Since the Great Recession the global economy has muddled along, sluggish in growth, lacking in vigour. But some recent goods news
has sparked discussion an emerging American economic recovery.
A couple of weeks ago WP published an interview with Dan Bastasic, vice president of investments and lead portfolio manager for the IA Clarington new Strategic U.S. Growth & Income fund. Bastasic's premise: American growth is returning. Five years of recovery have sowed the seeds for the next secular bull market. A "deleveraged", less debt-constrained consumer, a recovering housing market, and new supplies of energy are laying the ground work for a multi-year investment opportunity.
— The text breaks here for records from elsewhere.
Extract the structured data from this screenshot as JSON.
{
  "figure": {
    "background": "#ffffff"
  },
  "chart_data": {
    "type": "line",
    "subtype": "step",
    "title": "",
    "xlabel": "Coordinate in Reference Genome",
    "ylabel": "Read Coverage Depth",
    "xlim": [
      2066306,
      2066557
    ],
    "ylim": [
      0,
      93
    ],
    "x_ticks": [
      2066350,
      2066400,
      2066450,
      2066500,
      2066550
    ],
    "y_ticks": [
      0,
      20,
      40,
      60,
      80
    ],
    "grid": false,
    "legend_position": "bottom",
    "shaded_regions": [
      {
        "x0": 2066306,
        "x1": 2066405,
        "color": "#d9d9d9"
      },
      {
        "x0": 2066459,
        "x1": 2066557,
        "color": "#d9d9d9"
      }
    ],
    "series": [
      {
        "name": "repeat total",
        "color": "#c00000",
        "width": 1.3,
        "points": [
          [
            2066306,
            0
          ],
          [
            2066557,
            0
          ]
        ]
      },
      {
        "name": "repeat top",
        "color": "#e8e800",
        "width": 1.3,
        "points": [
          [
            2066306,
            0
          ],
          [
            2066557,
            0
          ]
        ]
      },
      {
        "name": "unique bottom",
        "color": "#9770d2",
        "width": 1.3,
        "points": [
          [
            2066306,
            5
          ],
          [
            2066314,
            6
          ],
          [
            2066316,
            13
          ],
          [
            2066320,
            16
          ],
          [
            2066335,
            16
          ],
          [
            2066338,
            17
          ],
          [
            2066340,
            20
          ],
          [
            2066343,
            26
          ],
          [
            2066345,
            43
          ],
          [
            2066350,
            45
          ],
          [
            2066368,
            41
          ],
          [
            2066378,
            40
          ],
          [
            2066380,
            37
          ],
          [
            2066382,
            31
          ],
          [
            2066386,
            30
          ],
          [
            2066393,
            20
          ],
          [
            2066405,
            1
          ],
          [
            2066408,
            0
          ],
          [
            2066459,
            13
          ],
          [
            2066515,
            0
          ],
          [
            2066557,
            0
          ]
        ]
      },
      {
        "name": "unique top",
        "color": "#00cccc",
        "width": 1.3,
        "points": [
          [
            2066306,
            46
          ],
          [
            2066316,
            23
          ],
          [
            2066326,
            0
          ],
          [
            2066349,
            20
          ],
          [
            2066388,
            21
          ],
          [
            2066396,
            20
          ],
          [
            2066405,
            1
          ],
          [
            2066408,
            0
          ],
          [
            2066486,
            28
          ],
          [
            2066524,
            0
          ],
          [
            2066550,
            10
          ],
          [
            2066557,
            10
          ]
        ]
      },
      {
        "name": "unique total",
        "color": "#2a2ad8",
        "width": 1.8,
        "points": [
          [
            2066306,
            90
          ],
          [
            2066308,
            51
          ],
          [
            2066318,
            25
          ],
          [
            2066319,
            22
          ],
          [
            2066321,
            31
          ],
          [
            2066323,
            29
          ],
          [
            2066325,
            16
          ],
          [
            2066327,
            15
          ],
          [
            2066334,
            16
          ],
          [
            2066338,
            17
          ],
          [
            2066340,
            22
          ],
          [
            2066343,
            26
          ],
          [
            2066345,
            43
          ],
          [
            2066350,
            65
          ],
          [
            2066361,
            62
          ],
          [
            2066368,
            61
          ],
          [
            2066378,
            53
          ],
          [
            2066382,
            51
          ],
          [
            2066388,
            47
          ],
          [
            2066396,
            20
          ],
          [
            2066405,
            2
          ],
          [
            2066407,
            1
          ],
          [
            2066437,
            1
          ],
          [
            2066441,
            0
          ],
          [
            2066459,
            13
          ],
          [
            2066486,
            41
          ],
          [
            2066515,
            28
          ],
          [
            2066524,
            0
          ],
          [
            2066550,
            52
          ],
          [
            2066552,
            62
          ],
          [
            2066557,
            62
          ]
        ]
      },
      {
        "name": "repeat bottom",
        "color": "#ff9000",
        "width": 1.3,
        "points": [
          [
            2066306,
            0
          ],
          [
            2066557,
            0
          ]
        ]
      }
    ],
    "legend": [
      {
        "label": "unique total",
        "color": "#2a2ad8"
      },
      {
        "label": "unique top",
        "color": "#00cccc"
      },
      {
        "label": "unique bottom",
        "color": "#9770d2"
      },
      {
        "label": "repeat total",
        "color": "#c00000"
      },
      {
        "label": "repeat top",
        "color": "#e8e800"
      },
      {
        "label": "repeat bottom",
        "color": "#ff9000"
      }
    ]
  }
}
"There is some growth returning. We think we see the first indicators of this around the edges," said Bastasic at the time. Key indices such the producer price index is no longer falling. There has been an uptick in the CPI. "We're starting to see [a recovery]," said Bastasic.
The latest stats seem to confirm the positive outlook. The strong job report Thursday surprised many. Reports suggest companies such as Ford Motor Co. are adding staff. The improvements in employment will lead to gains in incomes, this will spur demand. A virtuous circle begins to turn.
Indicative of this potential: Yields on treasury securities climbed yesterday as the great investing herd began to move out of treasuries on expectations an improving economy could see the Federal Reserve raise rates sooner than expected. "The last leg up for this market will be the repositioning of all that bond money back to equity markets," said Bastastic two weeks ago.
If there is a worry out there, it is that the masked black-flagged Sunni militias closing in on Baghdad, will disrupt the recovery. A Citigroup report released yesterday suggests a potential Black Swan event might be oil supply shocks. In the past such shocks have caused equities to drop 30 percent. A decline like that from current levels would see the Dow Jones to below 12,000 and the Standard & Poor's 500 Index to under 1,400.
Whether or not that will happen is a question that finds an answer in the region of the desert where the border between Iraq and Syria used to be. Abu Bakr al-Baghdadi, the self-proclaimed leader of the Islamic State, has promised to lead the conquest of "Rome" as he called on Muslims to migrate to his new land to fight for a new Muslim Caliphate. Adding muscle to the claims of the Sunni militant group is the fact that the force recently wrested control of al-Omar oil field, Syria's largest and most important oil facility. The field has a capacity of 75,000 barrels of oil daily. "We took control without any clashes. They just fled," an ISIS fighter was quoted as saying.
As the world turns and burns, as the events of the high age of oil play out, let's hope the lid can be kept on the chaos before market gains evaporate.